Mas por que o Papa Pacelli permanece em silêncio mesmo após o fim da guerra?
“Isso depende, acima de tudo, de dois fatores. Em primeiro lugar, a Santa Sé não queria dar a impressão de estar se voltando contra os derrotados, também para salvaguardar suas relações com o mundo germânico. Pio XII reivindica o martírio sofrido por muitos católicos e sacerdotes durante o Terceiro Reich, mas não vai além disso. Nessa fase, a Igreja alemã torna-se a intérprete dos sofrimentos de seu povo e invoca a ajuda do Papa, que inaugura uma campanha de clemência. Há uma ampla documentação sobre o assunto, com casos clamorosos: por exemplo, o padre bávaro Johannes Baptist Neuhäusler, um fervoroso antinazista que havia sido preso no campo de Dachau, pede clemência para seus próprios algozes. Apelos aos quais o Vaticano não podia ficar insensível. Depois, há a imigração judaica para a Palestina, que leva ao nascimento do Estado de Israel: a Igreja não vê com bons olhos o sionismo, que altera a situação demográfica na Terra Santa, prejudicando ainda mais os cristãos de língua árabe, que já eram uma minoria em um país islâmico. E a Santa Sé teme que uma sua forte declaração sobre o Holocausto seja usada para apoiar a criação de um Estado judeu. Não podemos esquecer de que é somente sob o pontificado de João Paulo II que o Vaticano inaugura relações diplomáticas oficiais com Israel”.
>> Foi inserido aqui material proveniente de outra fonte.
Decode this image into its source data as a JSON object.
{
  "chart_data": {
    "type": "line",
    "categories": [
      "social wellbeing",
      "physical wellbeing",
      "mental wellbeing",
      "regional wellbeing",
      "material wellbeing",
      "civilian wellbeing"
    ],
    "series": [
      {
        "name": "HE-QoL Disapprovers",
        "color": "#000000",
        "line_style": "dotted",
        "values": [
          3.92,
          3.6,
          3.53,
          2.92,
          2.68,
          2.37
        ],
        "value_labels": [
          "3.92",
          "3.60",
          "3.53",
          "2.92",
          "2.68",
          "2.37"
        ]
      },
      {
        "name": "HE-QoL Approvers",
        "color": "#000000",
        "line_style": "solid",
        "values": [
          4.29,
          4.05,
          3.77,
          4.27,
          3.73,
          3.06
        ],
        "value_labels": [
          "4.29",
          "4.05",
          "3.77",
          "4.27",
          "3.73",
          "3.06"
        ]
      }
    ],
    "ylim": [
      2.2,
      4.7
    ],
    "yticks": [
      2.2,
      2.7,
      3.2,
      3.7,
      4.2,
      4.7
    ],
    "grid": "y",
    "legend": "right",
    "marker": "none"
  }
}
Em conclusão, Coco nos convida a entender o profundo sofrimento de Pio XII: “Acredito que Pacelli foi prejudicado por sua máscara de impassibilidade, funcional para veicular a imagem forte e sagrada do Pastor angelicus, a ser contraposta à figura vencedora de Josef Stalin e à utopia do socialismo real. Mas aquela atitude aparentemente distanciada foi confundida com indiferença e falta de empatia. Na realidade, o pontífice é um homem combalido, sofredor, atento às histórias dos sobreviventes. Ele é hostil ao antissemitismo, chegando a condená-lo abertamente em uma audiência com uma delegação árabe palestina, mas deve se confrontar com a persistência do preconceito antijudaico dentro da Igreja. Ele sente a necessidade de abrir um novo capítulo nas relações com o mundo judaico, mas não quer se antecipar. Encomenda um estudo sobre a conveniência de remover a expressão Pro perfidis Iudaeis da liturgia da Sexta-feira Santa e, pessoalmente, é a favor dessa mudança, mas depois, diante de opiniões divergentes, prefere não forçar a mudança. Em suma, ele opta por iniciar um debate e aguardar seu resultado em vez de antecipar as conclusões. Pio XII está como que suspenso em uma terra de ninguém entre passado e futuro. É aí que reside seu drama”.